Feb. 25th – Feast of Saints Luigi Versiglia & Callistus Caravario- Martyrs of China

SS. Luigi Versiglia e Callisto Caravario, S.D.B. e martiri

Saints Luigi Versiglia and Callistus Caravario were two Italian Salesian missionary priests in China who were killed on February 25th, 1930 while traveling on a ship that was overtaken by pirates.

Saint Luigi was born in 1873 and was 12 years old when he studied at Don Bosco’s Oratory.  He was ordained a priest in December of 1895, then was appointed Vicar Apostolic of Shiuchow China and then bishop of Carystus in April of 1920. He was a man of wisdom and tirelessly worked for his flock.

Saint John Bosco once had a dream of China and spoke often about this vision to his boys. In his vision he saw two chalices, one filled with sweat and the other with blood. Inspired by this vision, Father Versiglia set out for China in 1906.Once there, he had established a ‘mother house’ in Macau, then opened a mission in the area of Shiu Chow. He became its first bishop on 22nd April 1920.

Saint Callistus Caravario was born in 1903. Me was a very meek and humble child, who grew into a prayerful young man. When he was five his family moved near the Oratory Porta Nuova. He served Mass every morning and was among the first in his class with his studies. Under the direction of the Father Sante Garelli who was the Rector of the Oratory he  entered the Novitiate and became a Salesian. Father Callistus had also heard the stories about Don Bosco’s visions of China and insisted that he be sent to serve in the missions there . In 1922 Bishop Versiglia was in Turin and spoke of the missions to the Brother, Callistus told him: “Bishop, you will see me in China”. His persistence paid off and soon he was in China teaching catechism lessons to the people of China.


The two saints pictured with a palm branch which is a symbol of martyrdom and a blood filled chalice from the vision of St. Don Bosco

The territory of China was large, and most of the people were still poor due to the lack of railways and industry. It was a country that was continuously exploited by foreigners, but even though it was difficult, the Catholic missionaries were able to work with the people, and because of their love and zeal for the Lord, were able to convert many to the Catholic Faith.In 1917 a region in the interior of China was offered to the Salesians. The following year father Versiglia sent for more Salesians to join them. Among them was Father Sante Garelli from the Oratory in Porta Nuova.

Fr.

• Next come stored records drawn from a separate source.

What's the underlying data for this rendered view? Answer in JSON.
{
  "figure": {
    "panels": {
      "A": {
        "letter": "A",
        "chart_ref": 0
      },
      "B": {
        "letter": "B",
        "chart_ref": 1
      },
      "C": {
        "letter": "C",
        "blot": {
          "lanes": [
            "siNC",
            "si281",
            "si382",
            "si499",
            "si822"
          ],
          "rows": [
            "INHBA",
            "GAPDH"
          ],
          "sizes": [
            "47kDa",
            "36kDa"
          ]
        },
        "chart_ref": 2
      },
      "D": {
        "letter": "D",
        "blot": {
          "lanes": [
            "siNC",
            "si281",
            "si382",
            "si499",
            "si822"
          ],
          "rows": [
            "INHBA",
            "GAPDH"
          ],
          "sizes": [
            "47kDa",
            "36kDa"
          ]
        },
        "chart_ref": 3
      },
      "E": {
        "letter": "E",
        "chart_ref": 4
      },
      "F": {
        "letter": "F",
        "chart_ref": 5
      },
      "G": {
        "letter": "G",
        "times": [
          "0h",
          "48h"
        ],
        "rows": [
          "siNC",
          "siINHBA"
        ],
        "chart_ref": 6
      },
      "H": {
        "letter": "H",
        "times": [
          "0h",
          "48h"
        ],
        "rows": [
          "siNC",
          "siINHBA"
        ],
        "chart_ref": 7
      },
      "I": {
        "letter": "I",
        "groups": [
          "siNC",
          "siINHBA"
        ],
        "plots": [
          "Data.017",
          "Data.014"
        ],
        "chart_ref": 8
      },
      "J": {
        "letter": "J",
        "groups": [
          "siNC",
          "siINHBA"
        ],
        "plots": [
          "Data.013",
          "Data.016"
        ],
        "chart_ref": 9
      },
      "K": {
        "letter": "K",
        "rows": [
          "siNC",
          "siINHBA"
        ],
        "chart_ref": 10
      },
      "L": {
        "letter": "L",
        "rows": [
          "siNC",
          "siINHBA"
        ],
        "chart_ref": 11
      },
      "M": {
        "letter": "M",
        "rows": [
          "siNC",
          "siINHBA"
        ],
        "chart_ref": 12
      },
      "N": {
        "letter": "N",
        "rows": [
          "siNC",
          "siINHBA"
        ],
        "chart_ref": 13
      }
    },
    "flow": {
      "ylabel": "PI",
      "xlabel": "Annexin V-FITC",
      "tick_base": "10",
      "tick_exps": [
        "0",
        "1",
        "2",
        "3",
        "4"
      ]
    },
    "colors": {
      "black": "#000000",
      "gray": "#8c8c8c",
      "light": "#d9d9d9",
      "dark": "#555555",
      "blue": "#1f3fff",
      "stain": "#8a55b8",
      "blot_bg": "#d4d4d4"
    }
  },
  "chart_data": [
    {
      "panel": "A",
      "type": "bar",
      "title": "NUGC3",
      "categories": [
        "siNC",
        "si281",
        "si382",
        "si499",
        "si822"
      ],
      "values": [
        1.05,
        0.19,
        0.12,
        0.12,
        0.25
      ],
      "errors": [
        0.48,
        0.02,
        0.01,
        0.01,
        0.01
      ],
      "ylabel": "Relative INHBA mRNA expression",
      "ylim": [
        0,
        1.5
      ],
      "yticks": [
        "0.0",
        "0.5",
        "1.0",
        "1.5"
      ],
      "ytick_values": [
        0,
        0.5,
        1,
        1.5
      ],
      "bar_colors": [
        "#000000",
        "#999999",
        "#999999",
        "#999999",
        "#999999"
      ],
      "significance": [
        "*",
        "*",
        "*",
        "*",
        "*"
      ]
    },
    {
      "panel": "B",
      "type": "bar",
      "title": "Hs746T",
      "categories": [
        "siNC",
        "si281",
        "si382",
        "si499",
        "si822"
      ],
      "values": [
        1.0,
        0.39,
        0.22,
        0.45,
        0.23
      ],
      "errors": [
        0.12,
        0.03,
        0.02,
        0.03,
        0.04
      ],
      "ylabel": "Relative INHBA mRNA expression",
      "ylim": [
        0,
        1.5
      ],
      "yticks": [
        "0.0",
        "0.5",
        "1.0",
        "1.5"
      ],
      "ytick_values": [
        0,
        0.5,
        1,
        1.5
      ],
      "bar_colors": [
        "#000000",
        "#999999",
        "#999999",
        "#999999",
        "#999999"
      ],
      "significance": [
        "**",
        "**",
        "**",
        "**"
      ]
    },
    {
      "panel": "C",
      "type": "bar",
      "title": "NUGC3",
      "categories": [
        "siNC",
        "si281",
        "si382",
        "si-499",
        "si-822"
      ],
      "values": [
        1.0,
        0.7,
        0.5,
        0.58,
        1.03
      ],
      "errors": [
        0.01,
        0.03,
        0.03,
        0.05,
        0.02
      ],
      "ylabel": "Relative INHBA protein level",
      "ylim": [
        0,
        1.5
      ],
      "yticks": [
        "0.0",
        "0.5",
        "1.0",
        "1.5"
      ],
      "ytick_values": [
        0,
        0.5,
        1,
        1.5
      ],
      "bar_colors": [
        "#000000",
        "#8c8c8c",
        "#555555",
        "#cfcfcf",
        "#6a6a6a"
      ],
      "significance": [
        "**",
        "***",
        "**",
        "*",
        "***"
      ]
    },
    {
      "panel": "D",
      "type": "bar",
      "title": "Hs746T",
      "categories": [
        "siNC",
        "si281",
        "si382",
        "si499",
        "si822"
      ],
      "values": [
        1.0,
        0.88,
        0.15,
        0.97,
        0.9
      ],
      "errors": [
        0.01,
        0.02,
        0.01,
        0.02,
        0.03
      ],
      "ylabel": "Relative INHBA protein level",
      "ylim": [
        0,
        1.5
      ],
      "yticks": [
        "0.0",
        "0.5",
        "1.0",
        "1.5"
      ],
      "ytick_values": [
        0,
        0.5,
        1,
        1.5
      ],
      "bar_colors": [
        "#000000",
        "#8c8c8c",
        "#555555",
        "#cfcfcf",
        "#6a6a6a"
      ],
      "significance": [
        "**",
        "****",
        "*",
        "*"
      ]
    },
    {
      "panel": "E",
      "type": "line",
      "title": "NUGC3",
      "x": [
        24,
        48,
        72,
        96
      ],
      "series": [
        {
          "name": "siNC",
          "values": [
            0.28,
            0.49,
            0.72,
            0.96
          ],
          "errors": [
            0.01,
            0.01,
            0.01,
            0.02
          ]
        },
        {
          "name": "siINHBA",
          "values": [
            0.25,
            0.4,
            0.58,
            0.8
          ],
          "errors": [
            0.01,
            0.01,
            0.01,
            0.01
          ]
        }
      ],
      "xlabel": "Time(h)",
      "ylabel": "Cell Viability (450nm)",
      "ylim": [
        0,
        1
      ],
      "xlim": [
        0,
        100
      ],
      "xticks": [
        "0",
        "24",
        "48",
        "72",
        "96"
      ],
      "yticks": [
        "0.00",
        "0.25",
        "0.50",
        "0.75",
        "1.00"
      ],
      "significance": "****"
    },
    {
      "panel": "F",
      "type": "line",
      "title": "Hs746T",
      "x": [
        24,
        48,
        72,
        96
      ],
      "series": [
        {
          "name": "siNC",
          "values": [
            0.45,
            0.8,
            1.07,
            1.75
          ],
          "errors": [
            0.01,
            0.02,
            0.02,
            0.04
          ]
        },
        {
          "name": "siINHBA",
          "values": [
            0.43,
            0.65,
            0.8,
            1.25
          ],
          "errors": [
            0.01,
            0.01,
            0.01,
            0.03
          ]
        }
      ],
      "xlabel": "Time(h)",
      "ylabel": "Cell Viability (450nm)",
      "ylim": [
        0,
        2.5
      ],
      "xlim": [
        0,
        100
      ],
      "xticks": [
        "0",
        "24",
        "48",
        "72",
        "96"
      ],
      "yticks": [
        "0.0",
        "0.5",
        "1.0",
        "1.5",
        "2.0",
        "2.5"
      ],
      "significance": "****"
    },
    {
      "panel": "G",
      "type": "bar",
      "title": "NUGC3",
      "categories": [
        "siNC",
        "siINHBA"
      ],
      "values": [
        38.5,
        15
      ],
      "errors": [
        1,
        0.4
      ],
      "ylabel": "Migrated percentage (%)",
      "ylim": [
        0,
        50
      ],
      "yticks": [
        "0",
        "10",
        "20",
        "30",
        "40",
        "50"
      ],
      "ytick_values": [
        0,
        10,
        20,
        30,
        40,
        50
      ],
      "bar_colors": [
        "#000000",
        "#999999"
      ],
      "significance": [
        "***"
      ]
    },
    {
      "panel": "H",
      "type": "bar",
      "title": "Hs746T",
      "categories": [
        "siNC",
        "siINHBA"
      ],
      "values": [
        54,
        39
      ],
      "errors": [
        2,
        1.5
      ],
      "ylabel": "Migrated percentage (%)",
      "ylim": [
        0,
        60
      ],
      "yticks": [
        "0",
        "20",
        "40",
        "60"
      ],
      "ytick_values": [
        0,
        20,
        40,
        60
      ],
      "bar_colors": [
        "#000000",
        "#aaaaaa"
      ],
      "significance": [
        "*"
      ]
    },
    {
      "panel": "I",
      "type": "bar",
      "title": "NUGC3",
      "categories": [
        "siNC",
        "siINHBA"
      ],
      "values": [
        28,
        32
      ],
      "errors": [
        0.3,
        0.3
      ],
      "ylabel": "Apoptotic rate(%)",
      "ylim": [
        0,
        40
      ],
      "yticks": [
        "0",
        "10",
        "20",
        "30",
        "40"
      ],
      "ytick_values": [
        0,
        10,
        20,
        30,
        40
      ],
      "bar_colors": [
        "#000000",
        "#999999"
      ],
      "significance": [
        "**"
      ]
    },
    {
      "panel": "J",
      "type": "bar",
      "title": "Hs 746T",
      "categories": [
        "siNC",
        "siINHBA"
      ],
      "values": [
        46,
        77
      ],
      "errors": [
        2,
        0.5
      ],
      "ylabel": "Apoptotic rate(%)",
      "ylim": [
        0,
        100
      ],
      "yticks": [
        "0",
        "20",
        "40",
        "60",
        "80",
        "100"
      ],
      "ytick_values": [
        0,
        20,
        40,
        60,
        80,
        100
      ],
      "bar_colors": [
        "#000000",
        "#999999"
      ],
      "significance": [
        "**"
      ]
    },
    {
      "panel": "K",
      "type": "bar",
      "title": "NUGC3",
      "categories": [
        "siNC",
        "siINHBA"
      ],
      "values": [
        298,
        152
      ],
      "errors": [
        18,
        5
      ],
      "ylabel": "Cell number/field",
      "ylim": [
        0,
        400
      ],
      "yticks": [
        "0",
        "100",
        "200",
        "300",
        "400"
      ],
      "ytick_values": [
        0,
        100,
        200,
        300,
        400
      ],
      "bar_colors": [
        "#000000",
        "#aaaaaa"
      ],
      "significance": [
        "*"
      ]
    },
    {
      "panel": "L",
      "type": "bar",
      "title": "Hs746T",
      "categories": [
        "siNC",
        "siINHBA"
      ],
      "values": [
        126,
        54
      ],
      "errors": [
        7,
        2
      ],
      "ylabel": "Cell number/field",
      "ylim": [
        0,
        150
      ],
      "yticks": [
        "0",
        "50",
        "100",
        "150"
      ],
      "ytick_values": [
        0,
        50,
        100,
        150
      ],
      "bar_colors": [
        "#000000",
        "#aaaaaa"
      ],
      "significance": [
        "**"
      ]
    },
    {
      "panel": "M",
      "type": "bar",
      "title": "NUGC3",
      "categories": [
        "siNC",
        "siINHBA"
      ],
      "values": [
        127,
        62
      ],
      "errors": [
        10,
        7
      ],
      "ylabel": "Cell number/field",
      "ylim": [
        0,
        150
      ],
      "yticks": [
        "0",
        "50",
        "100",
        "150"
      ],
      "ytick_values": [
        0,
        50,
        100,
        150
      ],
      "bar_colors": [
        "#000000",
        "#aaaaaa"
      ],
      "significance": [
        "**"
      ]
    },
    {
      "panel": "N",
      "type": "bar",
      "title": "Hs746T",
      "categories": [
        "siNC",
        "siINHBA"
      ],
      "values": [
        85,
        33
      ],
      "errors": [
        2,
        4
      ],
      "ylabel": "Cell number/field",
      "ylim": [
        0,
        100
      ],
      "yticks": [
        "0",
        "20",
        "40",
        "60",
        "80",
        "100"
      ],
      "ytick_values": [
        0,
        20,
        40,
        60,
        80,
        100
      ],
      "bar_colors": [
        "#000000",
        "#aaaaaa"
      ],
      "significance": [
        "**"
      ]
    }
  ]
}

Garelli had brought with him a gift from the Rector Major and gave it to Father Versiglia at the end of the dinner the day he arrived. It was a chalice—a thing that did not mean anything special to Fr. Garelli, but which awakened in Versiglia a host of disturbing memories. “You brought me a chalice”, he said, “and I accept it. Don Bosco saw the Chinese missions flourish when a chalice would be filled with the blood of his sons. This chalice was sent to me and—his voice trailing away in a whisper—I will have to fill it”.


In 1930, the two priests were traveling back to China with five others, two male teachers, two female teachers and a female student. As they landed ashore they were overtaken by pirates. At first Father Versiglia was not afraid because he had dealt with pirates before. But these pirates were different and demanded a large sum of money and they planned to take the women to rape them. The two priests stood between the women and the pirates and protected them, but there were too many pirates and they were attacked by twelve men. So even though they were outnumbered they refused to give up. The older priest tried to save the young priests life, but the pirates killed them both.But before they were killed they were able to hear each others confession.

They died serving the Lord and trying to help the people of China. They should serve as inspiration to us as we work on our own vocations. Even knowing that there had been a prophetic dream by Don Bosco and the chalice of blood, Father Versiglia did not deter from his mission as a priest and in doing so, he and Father Caravario fulfilled their  vocation to be saints…

Dear Lord, as we remember these two courageous saints, please help us to be steadfast when faced with the difficult obstacles that come between us and our work for you. Though we may never have to do physical battle for You, may we be ever trusting in You and Your Will for us, that we may stand ready for whatever You desire of us, whether it be a chalice of sweat or a chalice of blood; with Your Grace; may we be ready to give You both. Amen.